A crippled boy limped closer to Amma. He smiled at her and displayed the knob of his leg.
Mohan smacked his hands. ‘Go away, Swami. Stop pestering my customers.’
>
‘Give Swami a glass too,’ Amma said and paid for our drinks.
‘You stupid cow,’ Swami shouted, ‘I don’t want juice. Give me money for Coca Cola. Stupid cow. Stupid cow.’ Amma clutched my arm and dragged me on.
The temple was similar to a house with a tiled roof, except its outer walls were painted yellowochre with a band of red at the bottom. We walked around the temple to the backyard. A pujari sat in front of the ritual fire on the rear veranda. Amma sat down before him and pulled me down in her lap. Amma took a lollypop out of her bag, unwrapped it and stuck it in my mouth. Lala-la-la-la-lala. The pundit spooned ghee into the fire. The mole on the tip of his nose grew red as the flames hissed and shot upwards. The man in a white vesthi next to him wiped the sweat off his face with a towel. I was restless; I tried to free myself but Amma held me tight. Sweet syrup trickled down the corners of my mouth, mixed with sweat. Lala-la-la-la-lala.
The pundit continued to feed the fire with ghee: onespoon twospoons threespoons of pure homemade ghee. My candycoated tongue stuck out, licklicked, then disappeared. I screamed when the man in the white veshti pierced my ear and twisted a gold wire into the hole. A scream sounded in my ears. The man quickly pierced my other ear and I started to howl. Amma hugged me. She balled her saree in her hand, blew warm air on it and pressed it to my ears, one at a time. She whispered, ‘Now the hurt will go away.’ She held me to her breasts and rocked me gently. ‘Look Tara, there are stars in your ears.’
I touched my ears. I put my finger on the top of Amma’s forehead, then slowly ran it over the ridge of her nose, down its tip, over the lips, the chin and all the way down the neck to the hollow under it. Then I curled my finger into the dip, sheltered and safe. I felt someone else’s finger curl into mine. Tara?
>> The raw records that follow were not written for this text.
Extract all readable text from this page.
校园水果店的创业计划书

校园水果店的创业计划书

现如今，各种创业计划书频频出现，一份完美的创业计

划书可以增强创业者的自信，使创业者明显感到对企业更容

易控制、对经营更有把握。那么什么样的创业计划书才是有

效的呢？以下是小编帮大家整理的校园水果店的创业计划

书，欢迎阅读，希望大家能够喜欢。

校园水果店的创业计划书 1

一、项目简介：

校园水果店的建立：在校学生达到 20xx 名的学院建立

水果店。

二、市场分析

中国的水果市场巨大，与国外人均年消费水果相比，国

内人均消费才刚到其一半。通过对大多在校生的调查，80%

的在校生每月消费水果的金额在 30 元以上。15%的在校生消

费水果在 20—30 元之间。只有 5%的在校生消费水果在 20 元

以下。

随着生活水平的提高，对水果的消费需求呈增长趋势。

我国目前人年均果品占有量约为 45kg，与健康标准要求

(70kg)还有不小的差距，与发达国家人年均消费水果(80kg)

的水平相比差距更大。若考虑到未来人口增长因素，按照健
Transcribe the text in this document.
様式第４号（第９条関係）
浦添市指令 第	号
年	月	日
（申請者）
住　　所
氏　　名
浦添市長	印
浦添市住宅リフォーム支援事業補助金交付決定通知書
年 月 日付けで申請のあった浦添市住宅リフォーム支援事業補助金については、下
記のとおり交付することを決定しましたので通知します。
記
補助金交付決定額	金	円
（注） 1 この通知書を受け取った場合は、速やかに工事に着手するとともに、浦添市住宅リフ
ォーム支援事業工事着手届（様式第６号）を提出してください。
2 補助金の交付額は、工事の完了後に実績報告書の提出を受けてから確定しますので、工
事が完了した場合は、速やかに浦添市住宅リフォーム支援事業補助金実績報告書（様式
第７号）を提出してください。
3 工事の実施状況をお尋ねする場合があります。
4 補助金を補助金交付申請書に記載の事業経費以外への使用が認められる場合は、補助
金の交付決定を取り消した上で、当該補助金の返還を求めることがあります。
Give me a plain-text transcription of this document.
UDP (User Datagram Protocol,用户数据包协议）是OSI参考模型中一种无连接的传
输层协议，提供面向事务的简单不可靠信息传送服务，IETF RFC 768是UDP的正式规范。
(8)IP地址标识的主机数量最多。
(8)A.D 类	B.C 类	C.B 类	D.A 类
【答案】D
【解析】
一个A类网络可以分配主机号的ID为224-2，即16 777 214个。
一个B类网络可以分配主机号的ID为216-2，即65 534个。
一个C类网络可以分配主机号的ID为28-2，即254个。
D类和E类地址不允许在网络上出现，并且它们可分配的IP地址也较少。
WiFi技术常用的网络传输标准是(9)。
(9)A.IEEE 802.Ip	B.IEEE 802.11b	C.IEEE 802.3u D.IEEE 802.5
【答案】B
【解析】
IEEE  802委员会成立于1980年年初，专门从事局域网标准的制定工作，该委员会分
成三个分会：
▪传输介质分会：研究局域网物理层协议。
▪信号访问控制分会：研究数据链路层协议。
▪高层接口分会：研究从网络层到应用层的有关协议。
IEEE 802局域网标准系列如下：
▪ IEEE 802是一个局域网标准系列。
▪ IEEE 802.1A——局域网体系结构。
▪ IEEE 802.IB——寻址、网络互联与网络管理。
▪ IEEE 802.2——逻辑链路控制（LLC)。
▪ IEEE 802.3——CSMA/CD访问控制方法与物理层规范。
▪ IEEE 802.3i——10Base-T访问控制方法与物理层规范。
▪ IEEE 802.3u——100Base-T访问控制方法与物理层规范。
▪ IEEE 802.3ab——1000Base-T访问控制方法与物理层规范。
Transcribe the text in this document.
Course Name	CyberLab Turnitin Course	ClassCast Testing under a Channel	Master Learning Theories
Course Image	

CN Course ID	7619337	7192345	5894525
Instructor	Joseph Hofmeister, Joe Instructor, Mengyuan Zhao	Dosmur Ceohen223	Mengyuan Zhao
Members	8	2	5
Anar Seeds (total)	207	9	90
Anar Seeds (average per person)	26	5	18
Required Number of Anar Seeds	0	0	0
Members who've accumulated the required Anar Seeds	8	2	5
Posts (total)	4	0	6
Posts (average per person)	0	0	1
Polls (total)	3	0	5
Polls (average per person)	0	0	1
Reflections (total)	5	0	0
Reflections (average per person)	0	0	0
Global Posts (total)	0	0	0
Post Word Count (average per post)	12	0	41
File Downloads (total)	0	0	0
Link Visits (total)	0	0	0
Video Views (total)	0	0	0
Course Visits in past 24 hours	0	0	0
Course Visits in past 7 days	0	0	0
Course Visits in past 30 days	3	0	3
We were by the lake behind our house. White lilies grew in it and butterflies flitted over each bloom. Green-brown toads croaked in unison. The trees around were tall. A few cicadas mistook day for night and screeched in chorus. Amma sat down on a grassy mound under the old chakka tree. I sat down beside her. The ground was still damp from the night’s drizzle, and drops of water fell down from the leaves above. I tried to catch them in my palm.